Je hochai de la tête. « Oui. » J’étais surpris que tant de gens sur Kazin semblaient connaître les faits d’armes de mon ancêtre. « Hmm. Je… suis nouveau, ici, et… »

Son sourire devint plus grand, si c’était possible. « Bien entendu, et nos pratiques diffèrent substantiellement de celles de Kivat. Vous aurez entendu parler de nos coutumes, mais ne possédez pas les détails. Ne vous inquiétez pas : nous nous spécialisons dans l’accueil des loups étrangers, et nos clientes en sont conscientes : aucune ne prendra offense si vous faites une erreur, et nous vous demandons de faire de même, si l’une d’elle en fait une.
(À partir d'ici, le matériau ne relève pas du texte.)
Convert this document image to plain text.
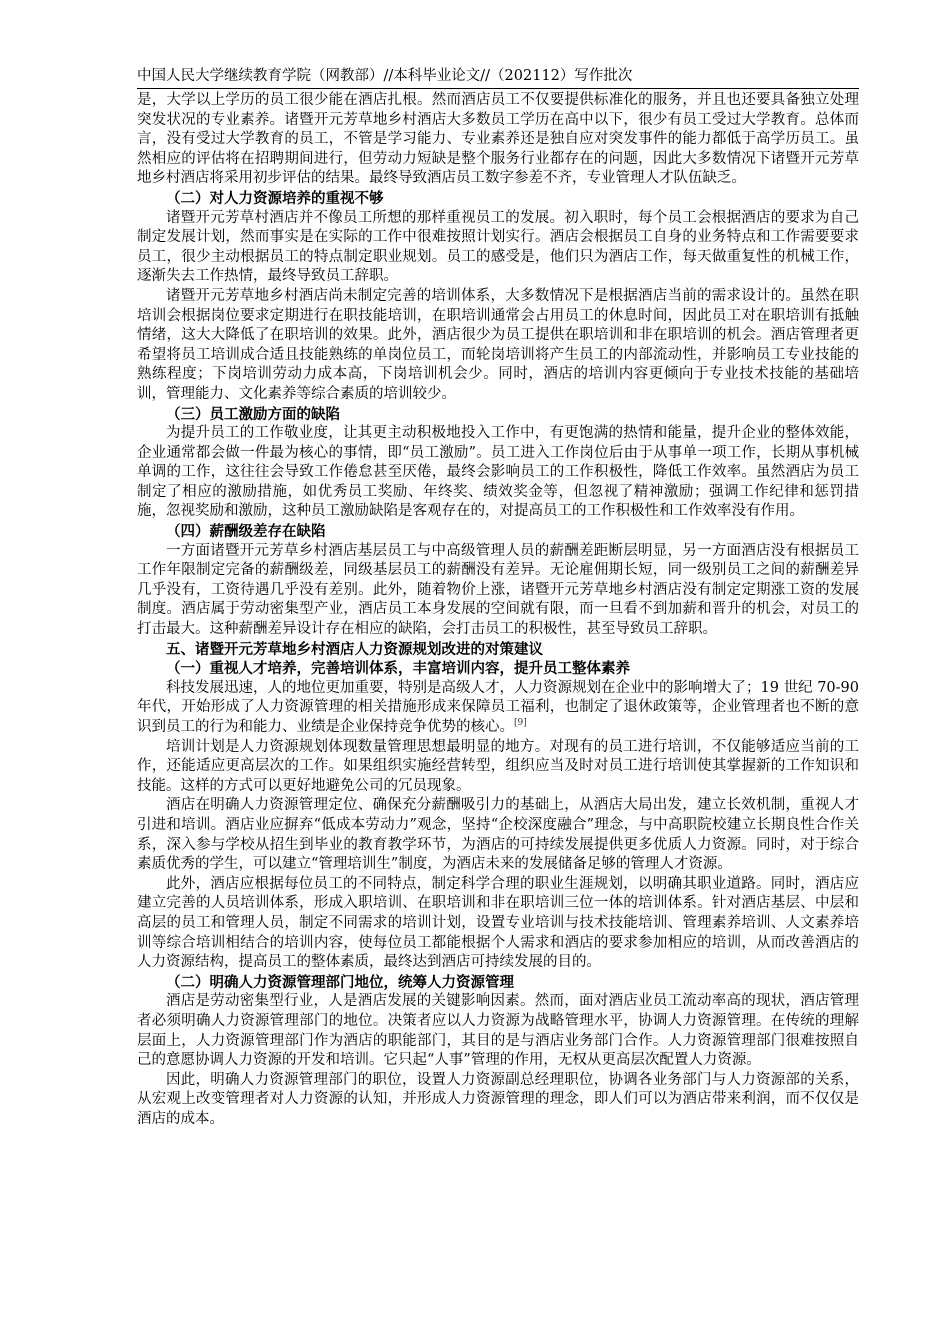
中国人民大学继续教育学院（网教部）//本科毕业论文//（202112）写作批次

是，大学以上学历的员工很少能在酒店扎根。然而酒店员工不仅要提供标准化的服务，并且也还要具备独立处理突发状况的专业素养。诸暨开元芳草地乡村酒店大多数员工学历在高中以下，很少有员工受过大学教育。总体而言，没有受过大学教育的员工，不管是学习能力、专业素养还是独自应对突发事件的能力都低于高学历员工。虽然相应的评估将在招聘期间进行，但劳动力短缺是整个服务行业都存在的问题，因此大多数情况下诸暨开元芳草地乡村酒店将采用初步评估的结果。最终导致酒店员工数字参差不齐，专业管理人才队伍缺乏。

（二）对人力资源培养的重视不够

诸暨开元芳草村酒店并不像员工所想的那样重视员工的发展。初入职时，每个员工会根据酒店的要求为自己制定发展计划，然而事实是在实际的工作中很难按照计划实行。酒店会根据员工自身的业务特点和工作需要要求员工，很少主动根据员工的特点制定职业规划。员工的感受是，他们只为酒店工作，每天做重复性的机械工作，逐渐失去工作热情，最终导致员工辞职。

诸暨开元芳草地乡村酒店尚未制定完善的培训体系，大多数情况下是根据酒店当前的需求设计的。虽然在职培训会根据岗位要求定期进行在职技能培训，在职培训通常会占用员工的休息时间，因此员工对在职培训有抵触情绪，这大大降低了在职培训的效果。此外，酒店很少为员工提供在职培训和非在职培训的机会。酒店管理者更希望将员工培训成合适且技能熟练的单岗位员工，而轮岗培训将产生员工的内部流动性，并影响员工专业技能的熟练程度；下岗培训劳动力成本高，下岗培训机会少。同时，酒店的培训内容更倾向于专业技术技能的基础培训，管理能力、文化素养等综合素质的培训较少。

（三）员工激励方面的缺陷

为提升员工的工作敬业度，让其更主动积极地投入工作中，有更饱满的热情和能量，提升企业的整体效能，企业通常都会做一件最为核心的事情，即“员工激励”。员工进入工作岗位后由于从事单一项工作，长期从事机械单调的工作，这往往会导致工作倦怠甚至厌倦，最终会影响员工的工作积极性，降低工作效率。虽然酒店为员工制定了相应的激励措施，如优秀员工奖励、年终奖、绩效奖金等，但忽视了精神激励；强调工作纪律和惩罚措施，忽视奖励和激励，这种员工激励缺陷是客观存在的，对提高员工的工作积极性和工作效率没有作用。

（四）薪酬级差存在缺陷

一方面诸暨开元芳草乡村酒店基层员工与中高级管理人员的薪酬差距断层明显，另一方面酒店没有根据员工工作年限制定完备的薪酬级差，同级基层员工的薪酬没有差异。无论雇佣期长短，同一级别员工之间的薪酬差异几乎没有，工资待遇几乎没有差别。此外，随着物价上涨，诸暨开元芳草地乡村酒店没有制定定期涨工资的发展制度。酒店属于劳动密集型产业，酒店员工本身发展的空间就有限，而一旦看不到加薪和晋升的机会，对员工的打击最大。这种薪酬差异设计存在相应的缺陷，会打击员工的积极性，甚至导致员工辞职。

五、诸暨开元芳草地乡村酒店人力资源规划改进的对策建议
（一）重视人才培养，完善培训体系，丰富培训内容，提升员工整体素养

科技发展迅速，人的地位更加重要，特别是高级人才，人力资源规划在企业中的影响增大了；19 世纪 70-90 年代，开始形成了人力资源管理的相关措施形成来保障员工福利，也制定了退休政策等，企业管理者也不断的意识到员工的行为和能力、业绩是企业保持竞争优势的核心。[9]

培训计划是人力资源规划体现数量管理思想最明显的地方。对现有的员工进行培训，不仅能够适应当前的工作，还能适应更高层次的工作。如果组织实施经营转型，组织应当及时对员工进行培训使其掌握新的工作知识和技能。这样的方式可以更好地避免公司的冗员现象。

酒店在明确人力资源管理定位、确保充分薪酬吸引力的基础上，从酒店大局出发，建立长效机制，重视人才引进和培训。酒店业应摒弃“低成本劳动力”观念，坚持“企校深度融合”理念，与中高职院校建立长期良性合作关系，深入参与学校从招生到毕业的教育教学环节，为酒店的可持续发展提供更多优质人力资源。同时，对于综合素质优秀的学生，可以建立“管理培训生”制度，为酒店未来的发展储备足够的管理人才资源。

此外，酒店应根据每位员工的不同特点，制定科学合理的职业生涯规划，以明确其职业道路。同时，酒店应建立完善的人员培训体系，形成入职培训、在职培训和非在职培训三位一体的培训体系。针对酒店基层、中层和高层的员工和管理人员，制定不同需求的培训计划，设置专业培训与技术技能培训、管理素养培训、人文素养培训等综合培训相结合的培训内容，使每位员工都能根据个人需求和酒店的要求参加相应的培训，从而改善酒店的人力资源结构，提高员工的整体素质，最终达到酒店可持续发展的目的。

（二）明确人力资源管理部门地位，统筹人力资源管理

酒店是劳动密集型行业，人是酒店发展的关键影响因素。然而，面对酒店业员工流动率高的现状，酒店管理者必须明确人力资源管理部门的地位。决策者应以人力资源为战略管理水平，协调人力资源管理。在传统的理解层面上，人力资源管理部门作为酒店的职能部门，其目的是与酒店业务部门合作。人力资源管理部门很难按照自己的意愿协调人力资源的开发和培训。它只起“人事”管理的作用，无权从更高层次配置人力资源。

因此，明确人力资源管理部门的职位，设置人力资源副总经理职位，协调各业务部门与人力资源部的关系，从宏观上改变管理者对人力资源的认知，并形成人力资源管理的理念，即人们可以为酒店带来利润，而不仅仅是酒店的成本。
Venez avec moi, et nous pourrons discuter. »

La renarde était plus que gracieuse, et me mena à un grand balcon ou il y avait des tables, surplombant une aire ouverte en contrebas. Le centre était situé dans la cité antique, mais l’endroit avait été creusé dans le roc à une époque moderne. Ici, un luxe raffiné régnait, de la végétation partout, de l’éclairage comme celui donné par le soleil terrien. Tout était plaisant à l’œil. Un havre de confort au milieu d’une zone ou le poids opprimant de millions de tonnes de roche pesait au-dessus de moi. J’aimais la cité antique, qui voulait tant dire, mais j’étais loin d’y être confortable.

On nous apporta une théière, et deux tasses, dès qu’on nous vit s’asseoir. C’était la coutume sur Kazin, de servir le thé pour toute raison, l’une des règles de leur hospitalité. Un thé qui avait un arrière-goût un tantinet âcre que je n’aimais pas vraiment. Mais, ici, il ne fallait pas refuser, alors j’apprenais à en boire.

Elle versa le thé, puis, « la chose la plus importante pour vous, je présume, est le fait que notre système ne soit pas égalitaire. Notre aristocratie passe en premier, puis viennent celles qui ont de l’influence, ensuite celles qui ont de l’argent. Et en dernier, celles qui n’ont rien de tout çela. » Elle haussa un sourcil pour confirmer que ce qu’elle disait était correct.

Je hochai de la tête. C’est ce que j’avais entendu.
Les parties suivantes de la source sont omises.